Peter: It has. And if we went back probably 25 years, we may have a slightly different story, because if we went back 25 years, that would include the preparation for the Sydney Olympics and the Sydney Olympics themselves. There was a lot of economic activity happening in Sydney just before the Olympics and obviously during the Olympics, and then there was a lull.
I would imagine many people would hold properties for 15 years, so if you are going to hold property for the long term, then trying to time the market is not as important. For example, if you were looking to buy and hold property just for five years, then timing the market is very important – when you buy and when you sell is very important. But if you’re going in for a longer-term period, then there are ups and downs in all markets.
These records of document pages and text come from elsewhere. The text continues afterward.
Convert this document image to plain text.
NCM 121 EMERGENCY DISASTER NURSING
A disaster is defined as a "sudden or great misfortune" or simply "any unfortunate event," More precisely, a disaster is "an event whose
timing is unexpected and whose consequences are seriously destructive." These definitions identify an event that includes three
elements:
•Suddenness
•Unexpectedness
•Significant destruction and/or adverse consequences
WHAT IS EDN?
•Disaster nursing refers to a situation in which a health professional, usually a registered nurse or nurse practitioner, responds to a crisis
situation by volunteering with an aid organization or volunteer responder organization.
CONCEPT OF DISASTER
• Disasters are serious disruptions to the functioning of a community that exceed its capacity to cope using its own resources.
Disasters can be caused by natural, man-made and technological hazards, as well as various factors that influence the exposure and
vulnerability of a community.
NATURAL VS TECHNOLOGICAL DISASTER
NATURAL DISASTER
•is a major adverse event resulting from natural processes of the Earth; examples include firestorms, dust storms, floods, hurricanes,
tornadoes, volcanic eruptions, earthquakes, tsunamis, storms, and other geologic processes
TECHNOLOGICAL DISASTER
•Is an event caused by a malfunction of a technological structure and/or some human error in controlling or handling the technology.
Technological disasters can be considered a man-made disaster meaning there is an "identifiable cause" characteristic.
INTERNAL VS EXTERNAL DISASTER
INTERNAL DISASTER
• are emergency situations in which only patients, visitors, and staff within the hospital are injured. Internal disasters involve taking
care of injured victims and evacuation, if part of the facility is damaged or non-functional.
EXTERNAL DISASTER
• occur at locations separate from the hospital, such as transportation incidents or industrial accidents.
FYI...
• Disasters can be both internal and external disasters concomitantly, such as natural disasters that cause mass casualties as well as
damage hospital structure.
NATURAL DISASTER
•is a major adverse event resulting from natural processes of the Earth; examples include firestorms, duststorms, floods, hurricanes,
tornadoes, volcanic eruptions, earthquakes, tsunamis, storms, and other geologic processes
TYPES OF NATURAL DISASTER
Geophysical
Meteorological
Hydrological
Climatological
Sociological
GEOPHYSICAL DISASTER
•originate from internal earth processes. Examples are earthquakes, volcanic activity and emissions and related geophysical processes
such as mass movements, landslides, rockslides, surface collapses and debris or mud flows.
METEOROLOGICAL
The ups and downs are, say, bigger in Sydney than they are in Brisbane, but the beauty about property prices – especially over the last hundred years – is that they have outpaced the rate of inflation, so it has certainly been a very worthwhile asset to invest in.
Kevin: Yes, a great lesson there for investors to not just follow the herd but really look into the figures and look at the history. This once again highlights the fact that property is a very strong long-term investment.
Peter: It certainly is. And the other amazing thing, Kevin, is this 15-year period included the Global Financial Crisis, which is apparently the worst financial crisis since the Great Depression, and every capital city – including Sydney – more than doubled in price in that time. Melbourne and Hobart actually more than tripled in price.
So, not only is Australian property a great asset to invest in, but the Australian economy has done particularly well compared to the rest of the world since the Global Financial Crisis.
Kevin: Yes, a great story and certainly an eye-opener for me and I think for many other people as well. Peter Koulitzos has been my guest. Peter is the chairperson of PIPA, the Property Investment Professionals of Australia.
Peter, thanks again for your time and that interesting insight.
Peter: My pleasure. Thank you, Kevin.